Y no es que tenga muchas cosas para ver, pero el tono naif las hace interesantes. En el museo de Historia Natural, para ser más «ilustrativo», y ante la falta de recursos, en algunas salas tienen cuadros pintados en vez de fotos. Sin embargo, los dinosaurios fosilizados que tienen sí que son de primera. También puedes darte el lujo de tocar meteoritos, o explorar el equipaje del único astronauta mongol, con los tubos de comida incluidos. En el museo de Historia te cuentan la vida de Gengis (Chinggis aquí) Khaan que, aunque le relacionemos con el imperio más grande de la historia china, era en realidad un mongol que ocupó el trono imperial (la historia cambia un poco cuando la cuentan los chinos). También puedes aprender que los peinados sofisticados de la princesa de «star wars», en realidad son peinados tradicionales mongoles de mucho antes de ir a la luna, y que los utensilios domésticos antiguos en exhibición todavía los puedes encontar en uso entre los nómadas.

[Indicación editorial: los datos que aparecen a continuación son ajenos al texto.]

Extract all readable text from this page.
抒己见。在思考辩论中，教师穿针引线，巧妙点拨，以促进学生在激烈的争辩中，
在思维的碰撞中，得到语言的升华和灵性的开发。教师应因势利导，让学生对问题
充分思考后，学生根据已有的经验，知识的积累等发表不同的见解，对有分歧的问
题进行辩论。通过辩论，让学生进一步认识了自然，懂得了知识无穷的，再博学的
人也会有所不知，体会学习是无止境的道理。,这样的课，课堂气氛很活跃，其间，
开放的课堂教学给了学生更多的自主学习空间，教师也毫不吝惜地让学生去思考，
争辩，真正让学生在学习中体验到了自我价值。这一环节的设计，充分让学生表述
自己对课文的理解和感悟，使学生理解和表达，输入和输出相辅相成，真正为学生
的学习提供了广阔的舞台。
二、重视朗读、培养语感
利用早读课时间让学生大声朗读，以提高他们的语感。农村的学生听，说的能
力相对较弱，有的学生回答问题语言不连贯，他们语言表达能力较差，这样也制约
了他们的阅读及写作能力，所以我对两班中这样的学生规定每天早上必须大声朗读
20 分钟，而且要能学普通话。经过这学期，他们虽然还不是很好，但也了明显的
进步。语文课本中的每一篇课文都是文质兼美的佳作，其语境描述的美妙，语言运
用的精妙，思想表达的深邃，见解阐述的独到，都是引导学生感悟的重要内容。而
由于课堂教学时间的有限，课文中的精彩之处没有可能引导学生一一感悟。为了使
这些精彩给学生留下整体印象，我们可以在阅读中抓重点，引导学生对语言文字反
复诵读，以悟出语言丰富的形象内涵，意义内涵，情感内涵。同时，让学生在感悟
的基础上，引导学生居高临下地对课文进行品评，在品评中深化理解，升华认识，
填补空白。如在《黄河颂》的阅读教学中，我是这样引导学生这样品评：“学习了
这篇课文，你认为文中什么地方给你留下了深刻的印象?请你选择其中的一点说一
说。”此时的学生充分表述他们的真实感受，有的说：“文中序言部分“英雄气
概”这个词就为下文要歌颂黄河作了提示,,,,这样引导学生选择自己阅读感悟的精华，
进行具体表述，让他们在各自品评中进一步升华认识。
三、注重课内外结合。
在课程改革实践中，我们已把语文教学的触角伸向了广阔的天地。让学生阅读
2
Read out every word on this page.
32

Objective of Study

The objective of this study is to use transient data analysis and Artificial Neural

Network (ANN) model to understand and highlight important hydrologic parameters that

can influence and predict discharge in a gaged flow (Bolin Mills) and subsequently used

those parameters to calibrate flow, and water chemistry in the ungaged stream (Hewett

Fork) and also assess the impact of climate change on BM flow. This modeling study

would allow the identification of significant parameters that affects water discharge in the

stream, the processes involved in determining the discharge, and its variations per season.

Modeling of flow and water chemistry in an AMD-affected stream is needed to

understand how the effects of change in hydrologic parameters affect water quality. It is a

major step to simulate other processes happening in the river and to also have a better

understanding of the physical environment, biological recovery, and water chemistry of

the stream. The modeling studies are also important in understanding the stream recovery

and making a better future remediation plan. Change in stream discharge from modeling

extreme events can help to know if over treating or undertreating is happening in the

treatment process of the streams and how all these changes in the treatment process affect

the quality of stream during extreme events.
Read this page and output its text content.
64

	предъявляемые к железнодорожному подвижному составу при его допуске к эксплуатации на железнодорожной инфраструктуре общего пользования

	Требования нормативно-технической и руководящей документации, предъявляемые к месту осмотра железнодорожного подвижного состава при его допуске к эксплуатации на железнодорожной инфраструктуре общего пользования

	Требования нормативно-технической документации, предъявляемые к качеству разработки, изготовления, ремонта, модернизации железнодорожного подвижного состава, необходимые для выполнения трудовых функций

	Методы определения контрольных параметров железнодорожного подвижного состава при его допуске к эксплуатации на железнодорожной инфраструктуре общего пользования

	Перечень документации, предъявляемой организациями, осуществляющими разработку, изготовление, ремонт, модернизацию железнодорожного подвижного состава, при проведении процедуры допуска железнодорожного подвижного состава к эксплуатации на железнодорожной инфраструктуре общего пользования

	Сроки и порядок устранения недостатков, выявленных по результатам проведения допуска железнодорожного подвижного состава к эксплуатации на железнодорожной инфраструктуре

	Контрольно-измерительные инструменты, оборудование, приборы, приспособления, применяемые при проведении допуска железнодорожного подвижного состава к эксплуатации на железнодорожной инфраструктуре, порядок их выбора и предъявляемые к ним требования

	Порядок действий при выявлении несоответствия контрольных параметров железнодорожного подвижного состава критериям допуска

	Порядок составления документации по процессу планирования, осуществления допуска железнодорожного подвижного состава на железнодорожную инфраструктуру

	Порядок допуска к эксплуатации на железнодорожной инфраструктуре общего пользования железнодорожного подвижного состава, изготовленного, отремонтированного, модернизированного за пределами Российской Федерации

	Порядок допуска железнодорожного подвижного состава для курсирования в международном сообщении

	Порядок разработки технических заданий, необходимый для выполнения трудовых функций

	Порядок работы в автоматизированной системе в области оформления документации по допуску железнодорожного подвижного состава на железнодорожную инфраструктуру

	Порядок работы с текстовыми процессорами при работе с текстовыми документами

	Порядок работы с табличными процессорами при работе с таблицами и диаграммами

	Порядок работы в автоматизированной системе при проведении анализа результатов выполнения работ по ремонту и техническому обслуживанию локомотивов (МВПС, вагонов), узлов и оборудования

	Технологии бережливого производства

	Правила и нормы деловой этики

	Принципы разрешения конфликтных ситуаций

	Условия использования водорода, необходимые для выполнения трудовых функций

El hostal donde nos alojamos tenía DVD con cientos de películas piratas. Si a eso le sumamos el tener que buscar gente para compartir gastos en el alquiler de un coche para salir a las
praderas, la cantidad de restaurantes con buena comida (aunque escondidos tras callejones en los que no entrarías a no ser que sea Ulaan Baatar), entonces no es de extrañar que los días se pasen sin enterarte.
Una buena alternativa a tanta película de Hollywood es ir a ver el espectáculo folclórico del teatro del parque. Si los bailes de máscaras de los monjes tibetanos o la contorsionista no te sorprenden (es difícil que no se te escape alguna exclamación), cuando oyes el «˜»™canto de garganta»™»™ todo el auditorio se reacomoda en los asientos. Sin mover un músculo y ayudado por el violín de pelo de caballo, el cantante pasa del grave más profundo a un sonido agudo, casi irreal, emitido con la garganta y que parece modulado con un sintetizador, para volver a alternarlo con el grave. Si caes por aquí, no te lo pierdas, aunque los días de representación sean aleatorios.
Una buena forma de intuir cómo es el país es visitar el parque de Terelj, a una hora de Ulaan Baatar. Las praderas alternan con rocas caprichosas y árboles, y está salpicado de gers, ofreciendo una síntesis del paisaje mongol. Tuve la suerte de asistir a la ceremonia de marcado de caballos jóvenes de una familia nómada. Fue una fiesta en la que además del ritual del marcado, hubo su preceptiva carrera de caballos. Los jinetes son niños de tres a once años. Al montarse, se transforman en maestros jinetes y galopan a unas velocidades de espanto. Sólo al recoger el premio (dinero con chucherías) dejan esa pose seria y se les escapa alguna sonrisa (o lloro si no están de acuerdo, como niños que son). Por supuesto, a continuación está la correspondiente comilona, marcada también por los rituales. La hospitalidad es increíble y, si no quieres quedar mal, repasas el protocolo para no meter la pata. Hay que recibir las cosas con la mano derecha y hay que probar todo lo que te den. Pero todo en su justa medida porque parece que aquí también se juega a emborrachar al gringo. Menos mal que teníamos apalabrado montar a caballo por la tarde que, si no, no hay quien me deje salir del ger. No sé si ayudado por los numerosos brindis, pero me sentía feliz y afortunado galopando por las praderas como un espíritu libre.